The book has a third-person narrator, but there are also first-person sections where Bunny writes short pieces based on writing prompts like “a shoebox” and “a business meeting” and “a pair” and “a hat”.  Bunny often uses these creative writing prompts to describe events from her past so they help to develop her character.  It is in one of these 300-word pieces that we learn about what happened to Bunny’s best friend, an event that has had a major impact on Bunny. 

This is not an action-packed narrative; it is a sensitive portrayal of chronic depression.  Bunny has tried different therapists and various drugs and drug combinations to little effect.  She feels misunderstood because few people know what it’s like to be her and “what it’s like not to be taken seriously, having no idea how it is to feel ashamed of who you are.”

Some suggestions as to contributing causes of depression are mentioned, though it is repeated that “Despair can’t be monitored like blood pressure or measured in centimeters like a tumor”:  “It’s often genetic, this disposition of melancholy” and “It is all too apparent:  wounds never heal, but rather, in a torpid state deep inside the medial temporal lobe of the brain, grief waits for fresh release” and “a lack of attention that might well have been a contributing factor.  A contributing factor.  One.  One of many.  Because it’s never just one thing.”

Bunny describes herself as “a headache of a person who is not easy to like.” Living with a depressive would not be easy, but I found myself growing to like her.  I loved her insightful and sarcastic comments.  When an extended family member has a child and everyone carries on “as if the parents had actually done something extraordinary,” Bunny only says, “’The earthworm is impressive because it impregnates itself.’”  When people are excited that a child has begun to walk, Bunny comments “’I’d be excited if he were flying.  But walking?

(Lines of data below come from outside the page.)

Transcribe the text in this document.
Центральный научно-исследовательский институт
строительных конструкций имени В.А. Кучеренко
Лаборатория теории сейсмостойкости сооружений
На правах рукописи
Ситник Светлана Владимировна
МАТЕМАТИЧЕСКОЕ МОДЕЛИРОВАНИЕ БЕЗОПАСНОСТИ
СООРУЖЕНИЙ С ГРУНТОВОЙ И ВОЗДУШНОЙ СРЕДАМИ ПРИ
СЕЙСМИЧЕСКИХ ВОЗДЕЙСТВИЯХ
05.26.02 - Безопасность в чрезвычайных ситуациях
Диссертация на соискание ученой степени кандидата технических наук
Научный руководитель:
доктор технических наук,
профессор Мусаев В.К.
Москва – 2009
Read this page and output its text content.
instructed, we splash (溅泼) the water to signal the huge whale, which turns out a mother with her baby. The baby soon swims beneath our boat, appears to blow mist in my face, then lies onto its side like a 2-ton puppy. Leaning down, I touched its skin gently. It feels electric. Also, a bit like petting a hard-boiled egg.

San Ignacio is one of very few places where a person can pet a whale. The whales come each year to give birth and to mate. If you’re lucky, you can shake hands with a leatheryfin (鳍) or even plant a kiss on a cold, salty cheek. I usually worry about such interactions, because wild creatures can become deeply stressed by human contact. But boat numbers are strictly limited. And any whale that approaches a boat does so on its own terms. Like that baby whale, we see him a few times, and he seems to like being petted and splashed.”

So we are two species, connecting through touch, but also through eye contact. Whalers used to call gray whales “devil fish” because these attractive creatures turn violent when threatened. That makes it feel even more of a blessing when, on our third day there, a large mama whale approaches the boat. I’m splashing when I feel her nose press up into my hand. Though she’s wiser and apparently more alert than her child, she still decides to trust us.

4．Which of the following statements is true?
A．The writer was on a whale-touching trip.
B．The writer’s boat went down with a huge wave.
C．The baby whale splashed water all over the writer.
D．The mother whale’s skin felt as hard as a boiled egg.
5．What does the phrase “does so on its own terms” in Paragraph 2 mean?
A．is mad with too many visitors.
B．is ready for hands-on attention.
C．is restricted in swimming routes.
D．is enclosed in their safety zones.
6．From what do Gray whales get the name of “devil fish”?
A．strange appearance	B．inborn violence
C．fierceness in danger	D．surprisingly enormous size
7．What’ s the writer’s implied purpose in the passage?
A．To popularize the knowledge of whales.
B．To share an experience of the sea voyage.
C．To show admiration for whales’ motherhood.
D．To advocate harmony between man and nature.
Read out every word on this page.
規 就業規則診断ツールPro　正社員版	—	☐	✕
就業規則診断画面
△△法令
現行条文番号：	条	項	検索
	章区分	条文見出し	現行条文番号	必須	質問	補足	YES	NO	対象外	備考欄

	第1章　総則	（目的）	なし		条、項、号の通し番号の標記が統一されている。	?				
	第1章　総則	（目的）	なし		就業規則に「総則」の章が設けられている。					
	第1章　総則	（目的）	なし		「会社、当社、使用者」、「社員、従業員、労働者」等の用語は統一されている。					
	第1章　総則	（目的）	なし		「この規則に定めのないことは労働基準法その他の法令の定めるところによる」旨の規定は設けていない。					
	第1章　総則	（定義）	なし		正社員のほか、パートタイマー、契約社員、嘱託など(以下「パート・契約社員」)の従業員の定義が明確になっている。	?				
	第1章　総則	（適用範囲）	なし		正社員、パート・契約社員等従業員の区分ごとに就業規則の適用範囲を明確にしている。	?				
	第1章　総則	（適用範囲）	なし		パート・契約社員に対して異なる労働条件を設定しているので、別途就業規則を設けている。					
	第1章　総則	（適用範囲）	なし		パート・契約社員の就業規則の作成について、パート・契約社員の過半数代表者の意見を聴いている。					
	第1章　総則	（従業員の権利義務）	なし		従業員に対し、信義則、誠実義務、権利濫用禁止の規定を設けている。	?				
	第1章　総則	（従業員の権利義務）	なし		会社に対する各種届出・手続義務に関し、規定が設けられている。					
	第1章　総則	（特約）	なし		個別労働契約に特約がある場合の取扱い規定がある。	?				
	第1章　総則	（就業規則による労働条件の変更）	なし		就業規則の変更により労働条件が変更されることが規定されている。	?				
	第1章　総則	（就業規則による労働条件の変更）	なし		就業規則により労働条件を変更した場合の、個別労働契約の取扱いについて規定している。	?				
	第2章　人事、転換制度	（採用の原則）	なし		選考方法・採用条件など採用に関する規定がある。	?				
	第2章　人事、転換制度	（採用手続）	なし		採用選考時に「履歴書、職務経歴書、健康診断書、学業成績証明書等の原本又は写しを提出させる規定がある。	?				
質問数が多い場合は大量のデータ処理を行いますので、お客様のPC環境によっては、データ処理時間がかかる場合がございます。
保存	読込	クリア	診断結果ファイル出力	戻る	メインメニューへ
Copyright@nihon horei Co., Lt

No.’”  When friends are “engaged in passionate discourse about balsamic vinegar,” she comments, “’Excuse me . . . but do any of you really give a shit?  I mean, you’re going on about balsamic vinegar like it matters.  Does it? . . . Does it really matter?’”  This is a perfect response to such a vapid conversation.  Even if one does not like Bunny, it is important to remember what she mentions at the end of the book:  People who are not easy to like, they have feelings just like nice people do.”

I found myself feeling a great deal of sympathy for Bunny.  Her family does nothing to help her; her sisters want an explanation for her depression:  “Whatever the reason, they want to be assured that it was her own damn fault.”  She has experienced loss in her life.  She is in pain:  “Bunny’s pain has no place.  She hurts everywhere.  She hurts nowhere.  Everywhere and nowhere, hers is a ghostly pain, like that of a phantom limb.  Where there is nothing, there can be no relief.”  She engages in self-harm because “Only when she hits herself or pulls her hair or bends her finger back or bites the inside of her mouth can she experience the pleasure of pain found and pain released.  It is the only way to be rid of the pain that is Bunny.  She is the point of pain.”

The author has bravely written about the complex topic of mental illness.  Her protagonist may make people uncomfortable, but her pain is heart-wrenching.  This is a novel well worth reading for its insight into depression. 

Note:  I received a digital galley from the publisher via NetGalley.